Déplacées par des combats, ces Congolaises patientent pour obtenir des bons d’achats alimentaires dans le village de Minova, situé dans l’est de la RDC. Photo: PAM/Martin Penner

27 juillet 2013 – La Mission des Nations Unies pour la Stabilisation en République démocratique du Congo (MONUSCO) a indiqué samedi qu'elle était gravement alarmée par les récentes allégations de meurtre, de recrutement forcé et de détention illégale de civils par le Mouvement du 23 mars (M23).

La MONUSCO a été informée du recrutement forcé de dix individus par des combattants du M23, le 22 juillet 2013 à Kibumba, dans le territoire de Nyiragongo, province du Nord-Kivu. Trois d'entre eux auraient été tués par ces combattants au cours de leur tentative de fuite.

 

La MONUSCO a également reçu des allégations crédibles de pillage d'une vingtaine de maisons par des éléments du M23 à Kiwanja, dans le territoire de Rutshuru, province du Nord-Kivu, le 24 juillet 2013. Depuis ces pillages, des éléments du M23 auraient procédé à l'enlèvement d'au moins une quarantaine d'hommes accusés d'avoir participé à ces exactions à Kiwanja, et d'avoir brûlé des paillottes et des points de paiement utilisés par les combattants du M23.

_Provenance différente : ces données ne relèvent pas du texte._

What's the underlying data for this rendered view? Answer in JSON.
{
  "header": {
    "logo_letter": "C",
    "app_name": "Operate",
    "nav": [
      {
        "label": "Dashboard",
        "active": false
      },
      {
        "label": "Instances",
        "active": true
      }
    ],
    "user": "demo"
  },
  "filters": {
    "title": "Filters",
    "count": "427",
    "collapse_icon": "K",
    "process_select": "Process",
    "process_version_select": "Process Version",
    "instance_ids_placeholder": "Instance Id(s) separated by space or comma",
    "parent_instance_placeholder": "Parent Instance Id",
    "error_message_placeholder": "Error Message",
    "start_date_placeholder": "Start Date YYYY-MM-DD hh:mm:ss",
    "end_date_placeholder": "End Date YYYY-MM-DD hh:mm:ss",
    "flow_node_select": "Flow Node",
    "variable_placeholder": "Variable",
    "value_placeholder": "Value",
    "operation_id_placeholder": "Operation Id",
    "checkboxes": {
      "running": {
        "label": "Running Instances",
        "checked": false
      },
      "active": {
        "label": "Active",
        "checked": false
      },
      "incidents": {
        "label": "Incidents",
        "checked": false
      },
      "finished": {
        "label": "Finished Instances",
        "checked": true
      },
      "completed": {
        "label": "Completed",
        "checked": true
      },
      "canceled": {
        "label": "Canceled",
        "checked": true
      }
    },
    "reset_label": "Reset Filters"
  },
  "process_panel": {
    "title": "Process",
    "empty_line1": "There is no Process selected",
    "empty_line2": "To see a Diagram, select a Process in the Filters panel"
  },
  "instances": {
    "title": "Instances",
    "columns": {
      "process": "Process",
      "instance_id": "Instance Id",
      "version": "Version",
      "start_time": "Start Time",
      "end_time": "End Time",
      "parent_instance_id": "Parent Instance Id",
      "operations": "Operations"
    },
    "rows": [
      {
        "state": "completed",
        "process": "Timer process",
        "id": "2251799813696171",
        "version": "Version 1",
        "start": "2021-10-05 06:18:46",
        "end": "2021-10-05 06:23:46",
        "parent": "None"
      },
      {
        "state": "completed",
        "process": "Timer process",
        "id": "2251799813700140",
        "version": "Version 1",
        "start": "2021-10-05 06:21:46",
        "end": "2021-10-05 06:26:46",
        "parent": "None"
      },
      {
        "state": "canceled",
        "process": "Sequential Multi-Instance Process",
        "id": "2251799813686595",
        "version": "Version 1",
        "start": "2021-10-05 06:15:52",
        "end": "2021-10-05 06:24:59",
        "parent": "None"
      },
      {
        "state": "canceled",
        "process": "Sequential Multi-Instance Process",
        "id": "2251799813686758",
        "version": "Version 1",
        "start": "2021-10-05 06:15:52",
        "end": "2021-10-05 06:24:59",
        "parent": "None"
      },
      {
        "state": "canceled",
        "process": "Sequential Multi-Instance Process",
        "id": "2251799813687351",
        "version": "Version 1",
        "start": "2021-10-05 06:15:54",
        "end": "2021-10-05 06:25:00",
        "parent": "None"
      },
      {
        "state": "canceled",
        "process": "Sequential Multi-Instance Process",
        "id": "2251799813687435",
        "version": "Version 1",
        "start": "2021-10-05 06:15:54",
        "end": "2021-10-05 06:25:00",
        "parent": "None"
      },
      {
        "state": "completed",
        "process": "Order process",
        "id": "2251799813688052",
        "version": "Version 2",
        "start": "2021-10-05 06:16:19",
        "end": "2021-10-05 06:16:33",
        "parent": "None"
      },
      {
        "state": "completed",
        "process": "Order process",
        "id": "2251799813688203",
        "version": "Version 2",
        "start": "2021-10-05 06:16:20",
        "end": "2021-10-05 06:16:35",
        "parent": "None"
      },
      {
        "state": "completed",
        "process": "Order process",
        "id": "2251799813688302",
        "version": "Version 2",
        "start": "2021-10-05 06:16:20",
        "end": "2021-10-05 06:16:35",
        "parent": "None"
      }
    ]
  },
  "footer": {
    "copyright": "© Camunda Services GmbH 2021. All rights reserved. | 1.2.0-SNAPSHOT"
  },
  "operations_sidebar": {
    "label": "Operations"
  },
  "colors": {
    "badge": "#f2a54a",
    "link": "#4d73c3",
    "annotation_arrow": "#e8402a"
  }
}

Et, depuis la reprise des hostilités à la mi-juillet, avec les FARDC, le M23 a empêché l'accès humanitaire de certaines villes et zones dévastées par les combats, notamment Mutaho. Cette prise de position du groupe rebelle intervient au moment où de très nombreuses personnes déplacées ont besoin d'assistance humanitaire, notamment de vivres, d'abris, d'eau, et de soins de santé et de sanitaires.

 

«La Mission condamne toutes ces allégations récurrentes de violations graves des droits de l'homme attribuées aux éléments du M23 et réitère son appel au M23 d'assurer le plein respect des droits de l'homme et du droit international humanitaire », affirme Abdallah Wafy, Représentant spécial adjoint du Secrétaire Général des Nations Unies en RDC, chargé de l'Etat de droit. M. Wafy poursuit : «La MONUSCO prévient le M23 qu'il sera tenu pour responsable du sort de toute personne enlevée ou recrutée de force par ses éléments ».

 

Il est à rappeler par ailleurs, que Sultani Makenga et plusieurs autres responsables du M23 ont été impliqués par le passé, dans des violations graves des droits de l'homme, notamment des exécutions extra-judiciaires massives commises à Kiwanja, les 4 et 5 novembre 2008.

La MONUSCO réitère son engagement à assurer la protection des civils y compris les enfants qui subissent également les exactions et brimades du M23.